Fast forward to now, four days post-retreat: My house is clean, including the closet in the office where everything just gets shoved until it all falls out. We had friends over for dinner on Sunday evening and we had a very pleasant visit without any stress. Chris has started a new semester and he and I were able to sit down and map out a good plan for how we're going to manage the busyness there. I have already pulled together most everything I need for my summer routines with the kids. And last night, I ironically had the exact same trauma trigger, but this time no meltdown. I instead had a pleasant evening getting some errands done and then hung out with Chris before going bed.

It was a night and day difference, people, and Chris knows it. With enough warning and planning, he is more than happy to let me go on a retreat because he knows that a much nicer, happier, productive wife is going to come back.

Let me note here, however, that I have had a handful of conversations with other moms when I came to realize that the line "He wouldn't let me" was actually a clever cover-up for "There is no way I'd trust him alone with the kids."

Ouch. Would you say that to his face? This is a more delicate issue that I don't necessarily want to get in the middle of spouting out random unsolicited advice, but a here are a couple of thoughts. Dads are already more competent than we sometimes give them credit for, and the only way they get better is with practice. He'll never learn how to take care of the kids alone if you never let him. Also, the kids' relationship with Dad is just as important as their relationship with you. Don't take that away from them.

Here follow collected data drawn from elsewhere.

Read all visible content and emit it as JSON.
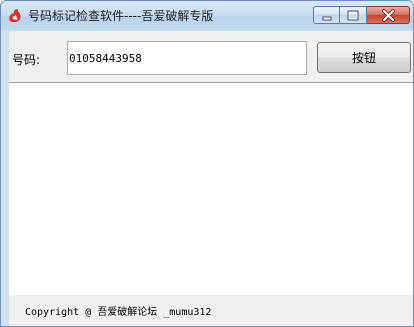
{
  "window": {
    "title": "号码标记检查软件----吾爱破解专版",
    "icon": "app-flame-icon",
    "controls": [
      "minimize-icon",
      "maximize-icon",
      "close-icon"
    ]
  },
  "form": {
    "phone_label": "号码:",
    "phone_value": "01058443958",
    "button_label": "按钮"
  },
  "output": {
    "text": ""
  },
  "footer": {
    "text": "Copyright @ 吾爱破解论坛 _mumu312"
  },
  "colors": {
    "titlebar": "#c7dbf0",
    "client_bg": "#f0f0f0",
    "close_button": "#c4442c",
    "app_icon": "#d8332a"
  }
}
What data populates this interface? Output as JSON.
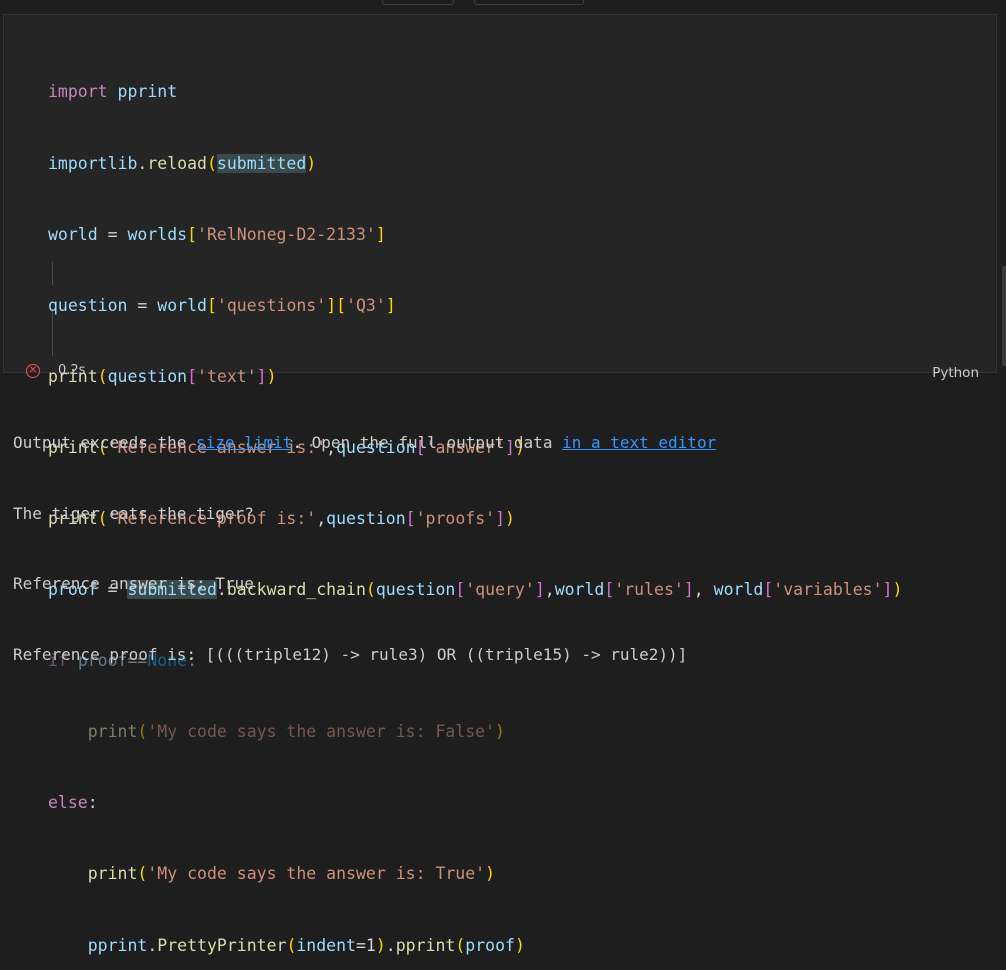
{
  "cell": {
    "code_lines": [
      "import pprint",
      "importlib.reload(submitted)",
      "world = worlds['RelNoneg-D2-2133']",
      "question = world['questions']['Q3']",
      "print(question['text'])",
      "print('Reference answer is:',question['answer'])",
      "print('Reference proof is:',question['proofs'])",
      "proof = submitted.backward_chain(question['query'],world['rules'], world['variables'])",
      "if proof==None:",
      "    print('My code says the answer is: False')",
      "else:",
      "    print('My code says the answer is: True')",
      "    pprint.PrettyPrinter(indent=1).pprint(proof)"
    ],
    "status_icon": "error-circle-icon",
    "status_color": "#f14c4c",
    "duration": "0.2s",
    "language": "Python"
  },
  "output": {
    "notice_prefix": "Output exceeds the ",
    "size_limit_link": "size limit",
    "notice_middle": ". Open the full output data ",
    "text_editor_link": "in a text editor",
    "lines": [
      "The tiger eats the tiger?",
      "Reference answer is: True",
      "Reference proof is: [(((triple12) -> rule3) OR ((triple15) -> rule2))]"
    ]
  },
  "colors": {
    "background": "#1e1e1e",
    "cell_background": "#252526",
    "link": "#3794ff"
  }
}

Excuse #4: I wouldn't know what to do by myself.


This post is WAAAAAAAAAAY longer than it started out in my head, so I'm going to wrap up this one with a cop-out. Two years ago, I wrote quite a thorough post about what I do on my retreats. You can read that here: Now Get to Work. While you're at it, I also wrote a lengthy post on how I pull together retreats. It covers similar material that I've already written here, but it might be useful to you nonetheless: Mother's Retreat Tutorial. To sum up though, there are two primary objectives on a retreat:

1. Relax and refuel.
2. Prepare what you need to be a good mother, wife, and human being.

I'm done with my soapbox now, and I think I'll go start paying attention to my kids again. If you find yourself really wanting a retreat but don't know how to pull it off, call me and I'll help you brainstorm. If you happen to want personal tutoring on how to take full advantage of a retreat, call me and I'll come with you. :) I'm always up for another retreat.

4 comments:

Ruby in the Rough said...

I love your advice! I am a firm believer in taking frequent brakes from the kids. I just had a four-day retreat to Arizona that simple and fabulous (and focused on house hunting).

Katie said...

I have had a ton of resentment over being a working mom, and have had great difficulty coming up with positives about it. However, one HUGE positive is that both my husbands have been 100% able to handle the kids on their own, and if I was ever worried about it in the beginning, I had to just get over it very fast!

Liz, Karl, Madison, Brooklyn and Aubrey said...

Can I just say, JEALOUS! I could definitely go for a ritz Carlton retreat right about now. :) Wish I could have gone with you.

Tannie Datwyler said...

That sounds amazing. :) I love this post by the way. It just makes me smile. The eggs Benedict... so Laura. Besides which, debunking all the excuses is also awesome.